Ignoring Relevant Data
GSK argues that Dr. Jewell simply ignores relevant data which does not support his position, and in particular points to two meta-analyses conducted by GSK itself, neither of which has been peer reviewed or published. The Court notes that Dr. Jewell devotes much effort in his report to critiquing studies which do not support his position, including RECORD and the MANUCCI meta-analysis, and also explains why he did not consider the two new metaanalyses performed by GSK to be persuasive. He explains that in the first new meta-analysis, GSK researchers redefined the endpoint events, using an overly broad endpoint rather than focusing on myocardial infarctions, and did not engage in blind adjudication of outcome events. He also notes that the FDA found that study to be less reliable and informative than GSK's original meta-analysis. In the second new meta-analysis, which expanded ICT from a metaanalysis of 42 studies to a meta-analysis of 52 studies, Dr. Jewell explains that a single study, APPROACH, dominated the data from the ten additional studies, as 95 of the 109 new events in the meta-analysis were in the APPROACH data set, and 5 of the 9 new myocardial infarctions occurred in that data set. He found the APPROACH study to be unreliable for two primary reasons: 1) the study used an active medication for the control group, not a placebo; and 2) 76% of participants were on statins at the outset of the trial, whereas in the original studies, baseline statin use ranged from 3-11% in all but one of the 42 trials. The Court is persuaded that Dr. Jewell did not simply ignore relevant data, but rather disregarded that data after finding it scientifically unreliable.
J.R. at 24-32.
J.R. at 19-23.
J.R. at 20.
J.R. at 21.
J.R. at 22.
Overall, the Court finds that Dr. Jewell's opinion is supported by his considered interpretation of the scientific data.
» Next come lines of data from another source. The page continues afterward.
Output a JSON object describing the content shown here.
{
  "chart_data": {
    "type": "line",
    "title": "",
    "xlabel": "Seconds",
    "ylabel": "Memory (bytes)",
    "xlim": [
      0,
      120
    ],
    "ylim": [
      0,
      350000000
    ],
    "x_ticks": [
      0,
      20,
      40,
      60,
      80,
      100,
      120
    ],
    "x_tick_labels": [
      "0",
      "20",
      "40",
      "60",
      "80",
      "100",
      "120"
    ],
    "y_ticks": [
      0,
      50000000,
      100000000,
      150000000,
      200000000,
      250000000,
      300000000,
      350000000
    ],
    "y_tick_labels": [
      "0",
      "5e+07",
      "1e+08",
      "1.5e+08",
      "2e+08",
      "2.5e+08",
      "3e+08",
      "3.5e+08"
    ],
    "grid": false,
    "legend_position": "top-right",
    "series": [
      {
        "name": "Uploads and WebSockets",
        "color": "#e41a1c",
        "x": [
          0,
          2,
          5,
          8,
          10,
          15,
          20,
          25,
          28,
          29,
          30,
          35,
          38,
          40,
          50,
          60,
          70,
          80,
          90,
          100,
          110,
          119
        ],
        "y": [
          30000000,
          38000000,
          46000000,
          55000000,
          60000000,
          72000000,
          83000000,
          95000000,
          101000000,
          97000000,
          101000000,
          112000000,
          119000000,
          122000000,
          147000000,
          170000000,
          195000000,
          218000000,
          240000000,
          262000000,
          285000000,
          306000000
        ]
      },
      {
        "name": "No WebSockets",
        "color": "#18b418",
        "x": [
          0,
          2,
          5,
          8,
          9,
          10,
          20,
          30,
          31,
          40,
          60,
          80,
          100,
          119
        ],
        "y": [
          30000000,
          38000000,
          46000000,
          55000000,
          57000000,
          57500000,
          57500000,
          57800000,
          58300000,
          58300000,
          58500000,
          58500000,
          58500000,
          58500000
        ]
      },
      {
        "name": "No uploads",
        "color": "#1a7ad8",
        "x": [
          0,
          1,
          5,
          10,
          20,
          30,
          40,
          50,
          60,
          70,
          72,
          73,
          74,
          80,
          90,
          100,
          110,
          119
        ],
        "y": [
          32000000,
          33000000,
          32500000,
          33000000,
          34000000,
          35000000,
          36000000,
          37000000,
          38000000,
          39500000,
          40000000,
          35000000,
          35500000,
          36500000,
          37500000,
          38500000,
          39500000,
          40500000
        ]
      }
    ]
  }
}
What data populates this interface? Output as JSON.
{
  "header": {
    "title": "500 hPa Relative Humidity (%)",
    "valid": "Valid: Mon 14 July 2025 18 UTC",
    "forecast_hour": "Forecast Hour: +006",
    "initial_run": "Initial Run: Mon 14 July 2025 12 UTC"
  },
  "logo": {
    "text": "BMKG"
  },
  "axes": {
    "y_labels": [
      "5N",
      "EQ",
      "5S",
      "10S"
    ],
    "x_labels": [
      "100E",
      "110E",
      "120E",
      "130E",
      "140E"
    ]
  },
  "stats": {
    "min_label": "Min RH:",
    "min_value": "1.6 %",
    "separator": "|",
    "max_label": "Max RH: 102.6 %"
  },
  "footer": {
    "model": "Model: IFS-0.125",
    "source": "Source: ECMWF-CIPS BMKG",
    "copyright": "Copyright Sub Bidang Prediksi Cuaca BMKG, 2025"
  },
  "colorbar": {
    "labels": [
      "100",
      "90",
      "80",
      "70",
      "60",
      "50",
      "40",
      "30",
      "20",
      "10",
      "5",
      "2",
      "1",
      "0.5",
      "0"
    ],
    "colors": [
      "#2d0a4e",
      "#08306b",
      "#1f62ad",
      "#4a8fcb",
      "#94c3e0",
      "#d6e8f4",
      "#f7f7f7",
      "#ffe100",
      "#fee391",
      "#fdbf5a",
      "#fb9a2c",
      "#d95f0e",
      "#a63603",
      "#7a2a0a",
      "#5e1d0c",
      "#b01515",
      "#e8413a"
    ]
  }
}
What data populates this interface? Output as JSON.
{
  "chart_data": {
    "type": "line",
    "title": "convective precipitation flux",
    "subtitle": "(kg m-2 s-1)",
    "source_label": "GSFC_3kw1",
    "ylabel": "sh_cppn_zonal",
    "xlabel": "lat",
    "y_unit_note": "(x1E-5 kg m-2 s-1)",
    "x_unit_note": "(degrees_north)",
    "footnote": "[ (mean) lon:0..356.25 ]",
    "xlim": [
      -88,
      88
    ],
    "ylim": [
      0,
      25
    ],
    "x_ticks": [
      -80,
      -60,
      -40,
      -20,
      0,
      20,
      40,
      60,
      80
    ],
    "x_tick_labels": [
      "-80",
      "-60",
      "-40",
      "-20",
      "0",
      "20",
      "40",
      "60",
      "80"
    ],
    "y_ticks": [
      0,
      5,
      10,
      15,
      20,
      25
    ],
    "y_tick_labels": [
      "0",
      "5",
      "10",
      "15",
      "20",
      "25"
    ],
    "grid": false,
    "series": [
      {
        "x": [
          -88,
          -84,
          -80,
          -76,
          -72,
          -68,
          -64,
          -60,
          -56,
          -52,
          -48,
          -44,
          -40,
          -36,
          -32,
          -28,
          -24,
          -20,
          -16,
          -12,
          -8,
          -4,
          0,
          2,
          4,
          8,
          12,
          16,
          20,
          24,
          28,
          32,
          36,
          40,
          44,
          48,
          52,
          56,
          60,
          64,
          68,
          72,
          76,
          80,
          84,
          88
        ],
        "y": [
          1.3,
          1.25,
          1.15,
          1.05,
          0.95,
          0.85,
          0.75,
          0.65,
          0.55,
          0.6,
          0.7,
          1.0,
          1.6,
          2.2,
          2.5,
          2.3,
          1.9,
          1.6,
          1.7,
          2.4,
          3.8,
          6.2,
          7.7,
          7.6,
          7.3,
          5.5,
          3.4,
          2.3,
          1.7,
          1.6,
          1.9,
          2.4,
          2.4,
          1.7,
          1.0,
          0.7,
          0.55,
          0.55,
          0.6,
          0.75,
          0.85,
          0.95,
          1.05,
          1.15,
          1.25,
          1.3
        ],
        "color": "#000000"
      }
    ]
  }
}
The Court notes that his conclusions are not at issue at this time, but only his methods. The Court finds Dr. Jewell's methods are scientifically reliable, and accordingly will deny GSK's Motion.
Conclusion
Each of Plaintiffs' three experts have consulted an extensive body of epidemiological research to support their conclusions, and evaluated and weighed the quality and usefulness of the various studies. Although the conclusions differ from the conclusions reached by GSK's experts, generally speaking the epidemiological studies relied upon by Plaintiffs' experts are the same studies consulted by GSK and the FDA in their evaluation of the risk profile of Avandia. Plaintiffs' experts arrived at their conclusions that sound scientific evidence supports a causal inference without any speculative leap. They were able to opine to a causal connection between Avandia and myocardial infraction with a reasonable degree of medical or scientific certainty. Therefore, the Court finds that the experts' methods are the product of reliable principles and methods, and the experts had good grounds to reach their conclusions. Differences in conclusions go to the weight of the evidence, and not to its admissibility. Accordingly, GSK's Motions to Exclude Plantiffs' general causation experts Drs. Brinton, Sniderman and Jewell are denied.